Section of Clinical Oral Microbiology, Cariology and Endodontics, Department of Odontology, Faculty of Health and Medical Sciences, University of Copenhagen, Copenhagen, Denmark.
Section of Oral Biology and Immunopathology, Department of Odontology, Faculty of Health and Medical Sciences, University of Copenhagen, Copenhagen, Denmark.
Int Endod J. 2021 Mar;54(3):319-330. doi: 10.1111/iej.13424. Epub 2020 Nov 18.
To investigate the relationship between radiographically and macroscopically well-defined carious lesions and the dentine-pulp complex with regard to: (i) level of bacterial penetration; (ii) inflammatory status including the presence of hyperplastic pulp stroma; and (iii) formation of hard and/or ectopic connective tissue.
The material comprised 68 untreated cavitated permanent teeth divided into well-defined radiographic categories based on the lesion penetration depth: (i) deep lesions ( ≥3/4 of the dentine thickness with a radio-dense zone separating the lesion from the pulp) and (ii) extremely deep lesions (the carious lesion penetrated the entire thickness of the dentine, without a radio-dense zone). After extraction, the teeth were processed for histology. The material was scored with regard to coronal breakdown, macroscopic variables describing caries activity and histological variables describing the dentine-pulp complex (bacteria, inflammatory infiltrate, partial pulp necrosis, hyperplastic changes and hard tissue/ectopic presence of connective tissue). Interrater agreement was assessed using Cohen's kappa. Associations between variables were assessed using Pearson's chi-squared or Fisher's exact test. The effect size was reported by odds ratio (OR) and associated 95% confidence interval (CI). Level of significance was set to 5%.
There were significant associations between a closed environment (1-2 surfaces involved) and the presence of biofilm, retrograde demineralization and light-coloured demineralized dentine.

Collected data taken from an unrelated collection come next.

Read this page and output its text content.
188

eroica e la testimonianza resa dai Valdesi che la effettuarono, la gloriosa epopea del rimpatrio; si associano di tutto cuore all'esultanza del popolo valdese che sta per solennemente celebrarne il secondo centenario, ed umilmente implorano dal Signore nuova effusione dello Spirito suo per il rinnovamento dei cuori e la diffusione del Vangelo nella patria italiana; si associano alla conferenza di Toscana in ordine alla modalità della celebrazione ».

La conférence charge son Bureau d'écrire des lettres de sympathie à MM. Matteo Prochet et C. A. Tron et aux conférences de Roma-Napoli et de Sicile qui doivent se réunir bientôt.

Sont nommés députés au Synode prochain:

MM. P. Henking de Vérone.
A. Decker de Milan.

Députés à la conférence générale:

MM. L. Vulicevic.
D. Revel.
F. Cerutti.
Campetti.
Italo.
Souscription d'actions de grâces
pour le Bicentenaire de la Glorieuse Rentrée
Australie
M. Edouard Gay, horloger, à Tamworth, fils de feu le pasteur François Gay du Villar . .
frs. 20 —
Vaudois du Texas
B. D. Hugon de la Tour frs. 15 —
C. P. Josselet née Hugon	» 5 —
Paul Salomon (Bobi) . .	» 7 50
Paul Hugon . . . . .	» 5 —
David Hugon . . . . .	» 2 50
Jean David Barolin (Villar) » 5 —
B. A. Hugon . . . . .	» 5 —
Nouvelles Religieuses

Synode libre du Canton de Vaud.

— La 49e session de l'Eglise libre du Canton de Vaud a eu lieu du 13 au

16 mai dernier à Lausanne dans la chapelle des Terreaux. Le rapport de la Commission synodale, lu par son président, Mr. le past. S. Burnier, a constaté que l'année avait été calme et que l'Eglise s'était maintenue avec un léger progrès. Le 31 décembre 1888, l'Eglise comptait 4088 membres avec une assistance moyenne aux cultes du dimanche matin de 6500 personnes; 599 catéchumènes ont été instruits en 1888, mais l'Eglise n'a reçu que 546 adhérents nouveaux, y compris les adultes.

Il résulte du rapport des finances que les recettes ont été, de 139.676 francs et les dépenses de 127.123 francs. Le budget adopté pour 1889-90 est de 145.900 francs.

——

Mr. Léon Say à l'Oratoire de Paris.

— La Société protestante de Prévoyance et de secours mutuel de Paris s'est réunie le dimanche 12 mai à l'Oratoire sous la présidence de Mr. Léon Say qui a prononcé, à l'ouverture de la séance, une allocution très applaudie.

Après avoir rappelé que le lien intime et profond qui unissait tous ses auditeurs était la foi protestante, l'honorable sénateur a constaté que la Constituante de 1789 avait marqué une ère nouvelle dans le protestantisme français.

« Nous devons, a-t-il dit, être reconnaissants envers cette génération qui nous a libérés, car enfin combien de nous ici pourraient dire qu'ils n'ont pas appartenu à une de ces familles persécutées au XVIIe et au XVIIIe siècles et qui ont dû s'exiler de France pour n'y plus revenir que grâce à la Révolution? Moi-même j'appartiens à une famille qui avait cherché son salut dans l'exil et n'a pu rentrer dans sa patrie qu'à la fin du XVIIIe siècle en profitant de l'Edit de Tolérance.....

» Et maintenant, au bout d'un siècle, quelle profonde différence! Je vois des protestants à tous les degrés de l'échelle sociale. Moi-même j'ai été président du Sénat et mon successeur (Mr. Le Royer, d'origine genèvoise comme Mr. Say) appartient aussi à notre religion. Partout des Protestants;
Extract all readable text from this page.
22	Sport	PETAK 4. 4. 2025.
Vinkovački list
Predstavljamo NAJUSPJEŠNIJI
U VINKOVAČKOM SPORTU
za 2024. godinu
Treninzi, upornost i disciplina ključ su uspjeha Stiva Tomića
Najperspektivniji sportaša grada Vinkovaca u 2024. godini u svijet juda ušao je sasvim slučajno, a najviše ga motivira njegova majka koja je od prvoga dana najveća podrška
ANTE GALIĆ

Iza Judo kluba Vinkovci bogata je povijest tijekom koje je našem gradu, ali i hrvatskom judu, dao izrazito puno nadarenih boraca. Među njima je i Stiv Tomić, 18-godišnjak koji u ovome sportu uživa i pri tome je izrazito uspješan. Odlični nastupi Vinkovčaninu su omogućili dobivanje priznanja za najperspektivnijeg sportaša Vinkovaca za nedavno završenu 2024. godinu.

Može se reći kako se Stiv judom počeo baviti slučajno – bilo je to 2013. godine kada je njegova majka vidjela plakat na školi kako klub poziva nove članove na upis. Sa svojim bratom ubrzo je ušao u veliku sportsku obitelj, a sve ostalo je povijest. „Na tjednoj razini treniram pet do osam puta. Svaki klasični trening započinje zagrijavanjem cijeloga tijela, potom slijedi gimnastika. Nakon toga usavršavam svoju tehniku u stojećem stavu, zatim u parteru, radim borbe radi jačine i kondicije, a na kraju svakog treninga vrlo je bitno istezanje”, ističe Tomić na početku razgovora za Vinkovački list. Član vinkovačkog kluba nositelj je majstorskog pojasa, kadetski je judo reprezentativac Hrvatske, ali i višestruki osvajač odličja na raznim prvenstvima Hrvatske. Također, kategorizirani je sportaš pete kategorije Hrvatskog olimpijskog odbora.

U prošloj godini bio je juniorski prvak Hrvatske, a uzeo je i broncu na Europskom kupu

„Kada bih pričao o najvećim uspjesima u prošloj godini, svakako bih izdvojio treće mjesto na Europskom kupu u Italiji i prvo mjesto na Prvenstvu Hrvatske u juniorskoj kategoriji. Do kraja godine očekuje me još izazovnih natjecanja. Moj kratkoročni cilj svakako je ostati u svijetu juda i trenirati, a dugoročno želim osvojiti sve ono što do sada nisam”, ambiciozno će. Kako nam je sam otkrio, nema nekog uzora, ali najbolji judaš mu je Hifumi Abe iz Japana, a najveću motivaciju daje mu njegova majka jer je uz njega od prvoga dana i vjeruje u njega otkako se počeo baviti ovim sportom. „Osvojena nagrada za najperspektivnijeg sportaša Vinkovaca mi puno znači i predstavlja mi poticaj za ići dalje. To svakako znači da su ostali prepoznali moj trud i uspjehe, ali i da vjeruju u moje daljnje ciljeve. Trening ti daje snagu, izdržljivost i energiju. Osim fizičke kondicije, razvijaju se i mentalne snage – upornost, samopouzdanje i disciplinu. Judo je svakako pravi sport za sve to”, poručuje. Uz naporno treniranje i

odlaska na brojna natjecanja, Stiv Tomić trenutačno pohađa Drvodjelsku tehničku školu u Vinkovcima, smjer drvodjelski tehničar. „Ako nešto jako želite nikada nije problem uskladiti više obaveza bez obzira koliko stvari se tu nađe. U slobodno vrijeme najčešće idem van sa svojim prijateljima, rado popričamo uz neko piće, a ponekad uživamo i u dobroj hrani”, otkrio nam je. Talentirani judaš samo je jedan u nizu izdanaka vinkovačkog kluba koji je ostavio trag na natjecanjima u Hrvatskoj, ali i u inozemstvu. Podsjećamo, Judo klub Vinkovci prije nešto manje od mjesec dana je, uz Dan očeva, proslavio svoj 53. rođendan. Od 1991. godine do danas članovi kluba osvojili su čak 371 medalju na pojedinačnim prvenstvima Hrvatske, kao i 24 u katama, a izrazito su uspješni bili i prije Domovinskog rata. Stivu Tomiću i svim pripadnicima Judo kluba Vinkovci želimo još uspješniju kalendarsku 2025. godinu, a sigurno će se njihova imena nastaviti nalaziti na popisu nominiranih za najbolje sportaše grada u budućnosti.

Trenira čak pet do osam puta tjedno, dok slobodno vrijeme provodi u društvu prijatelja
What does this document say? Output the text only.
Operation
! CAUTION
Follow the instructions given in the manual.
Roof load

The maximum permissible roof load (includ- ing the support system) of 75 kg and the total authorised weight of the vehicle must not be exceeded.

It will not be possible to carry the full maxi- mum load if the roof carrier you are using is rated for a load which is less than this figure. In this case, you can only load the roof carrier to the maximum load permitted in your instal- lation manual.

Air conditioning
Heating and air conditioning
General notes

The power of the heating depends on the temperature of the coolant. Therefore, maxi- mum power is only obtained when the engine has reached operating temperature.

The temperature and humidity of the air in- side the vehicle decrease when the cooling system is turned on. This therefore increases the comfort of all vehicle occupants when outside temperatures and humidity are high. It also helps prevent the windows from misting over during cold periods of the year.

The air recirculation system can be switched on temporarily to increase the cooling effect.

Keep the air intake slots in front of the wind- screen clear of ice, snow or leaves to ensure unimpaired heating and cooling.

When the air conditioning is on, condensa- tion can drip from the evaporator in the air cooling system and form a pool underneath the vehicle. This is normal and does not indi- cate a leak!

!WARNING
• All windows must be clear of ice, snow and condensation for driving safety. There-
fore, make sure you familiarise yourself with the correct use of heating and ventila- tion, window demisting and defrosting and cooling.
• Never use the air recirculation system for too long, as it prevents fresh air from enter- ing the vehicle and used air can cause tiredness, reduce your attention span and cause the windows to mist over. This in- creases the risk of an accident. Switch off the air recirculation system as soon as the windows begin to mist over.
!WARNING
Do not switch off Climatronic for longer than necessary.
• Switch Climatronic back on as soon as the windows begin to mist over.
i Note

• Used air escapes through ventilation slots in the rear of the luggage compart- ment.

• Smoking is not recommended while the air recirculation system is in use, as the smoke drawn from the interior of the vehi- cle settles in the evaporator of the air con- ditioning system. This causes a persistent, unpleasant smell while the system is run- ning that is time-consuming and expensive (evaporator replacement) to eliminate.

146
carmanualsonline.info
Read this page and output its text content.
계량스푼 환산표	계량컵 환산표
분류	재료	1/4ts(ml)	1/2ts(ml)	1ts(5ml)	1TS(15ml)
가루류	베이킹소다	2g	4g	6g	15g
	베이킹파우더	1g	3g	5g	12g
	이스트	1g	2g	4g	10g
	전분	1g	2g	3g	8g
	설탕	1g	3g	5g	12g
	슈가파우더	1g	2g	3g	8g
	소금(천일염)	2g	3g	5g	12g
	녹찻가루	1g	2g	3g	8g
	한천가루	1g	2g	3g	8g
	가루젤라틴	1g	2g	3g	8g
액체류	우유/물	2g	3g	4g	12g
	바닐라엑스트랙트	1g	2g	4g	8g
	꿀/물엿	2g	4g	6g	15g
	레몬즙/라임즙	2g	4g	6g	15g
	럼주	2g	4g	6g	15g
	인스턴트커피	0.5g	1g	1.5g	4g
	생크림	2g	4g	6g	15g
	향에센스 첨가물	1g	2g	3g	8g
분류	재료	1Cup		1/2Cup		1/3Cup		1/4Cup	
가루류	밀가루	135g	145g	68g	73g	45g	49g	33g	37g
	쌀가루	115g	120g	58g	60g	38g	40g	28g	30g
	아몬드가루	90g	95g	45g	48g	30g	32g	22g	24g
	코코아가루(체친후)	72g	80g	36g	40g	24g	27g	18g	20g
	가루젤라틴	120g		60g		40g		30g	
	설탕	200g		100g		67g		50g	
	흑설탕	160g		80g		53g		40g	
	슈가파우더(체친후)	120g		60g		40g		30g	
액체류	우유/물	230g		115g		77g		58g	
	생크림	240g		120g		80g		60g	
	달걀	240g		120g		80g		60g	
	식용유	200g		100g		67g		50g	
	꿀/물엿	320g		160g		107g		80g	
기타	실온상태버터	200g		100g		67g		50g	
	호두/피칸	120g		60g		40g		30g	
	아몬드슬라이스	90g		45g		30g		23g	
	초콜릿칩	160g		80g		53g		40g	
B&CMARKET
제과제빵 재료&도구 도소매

Whereas radiographically defined deep lesions tended to have bacteria only in the primary dentine (P < 0.001, OR = 20.55, 95% CI [4.44, 107.89]), extremely deep carious lesions tended to have bacteria in contact with the pulpal tissue (P = 0.007, OR = 6.84, 95% CI [2.00, 62.83]), presence of an inflammatory infiltrate (Fisher's exact; P < 0.001) and partial pulp necrosis. Hyperplastic pulps were seen only in extremely deep lesions.
Unlike deep lesions, extremely deep carious lesions were often associated with severe pulp inflammation and infection. A radiographic threshold between deep and extremely deep lesions is suggested as indicator of the bacterial penetration level and the severity of the pulpal response prior to intervention.
研究在以下方面:(i)细菌渗透水平;(ii)炎症状态,包括增生性牙髓基质的存在;以及(iii)硬组织和/或异位结缔组织形成方面,影像学和宏观上定义明确的龋损与牙髓复合体之间的关系。
该材料包括 68 颗未经处理的空洞恒牙,根据病变穿透深度分为明确的影像学分类:(i)深龋(≥3/4 牙本质厚度,病变与牙髓之间有一个致密的射线区隔开)和(ii)极深龋(龋损穿透整个牙本质厚度,没有致密射线区)。提取后,牙齿进行组织学处理。根据冠部破坏、描述龋病活动的宏观变量和描述牙髓复合体的组织学变量(细菌、炎症浸润、部分牙髓坏死、增生性变化和硬组织/异位结缔组织存在)对材料进行评分。使用 Cohen 的 kappa 评估评分者间的一致性。使用 Pearson 的卡方检验或 Fisher 的精确检验评估变量之间的关联。使用比值比(OR)和相关的 95%置信区间(CI)报告效应大小。显著水平设为 5%。
封闭环境(涉及 1-2 个表面)与生物膜、逆行脱矿和浅色脱矿牙本质的存在之间存在显著关联。虽然影像学定义的深龋倾向于仅在原发性牙本质中存在细菌(P < 0.001,OR = 20.55,95%CI [4.44,107.89]),但极深龋倾向于在牙髓组织中存在细菌(P = 0.007,OR = 6.84,95%CI [2.00,62.83])、炎症浸润存在和部分牙髓坏死。仅在极深龋中可见增生性牙髓。
与深龋不同,极深龋常与严重的牙髓炎症和感染有关。建议在干预前,将影像学上的深龋和极深龋之间的阈值作为细菌渗透水平和牙髓反应严重程度的指标。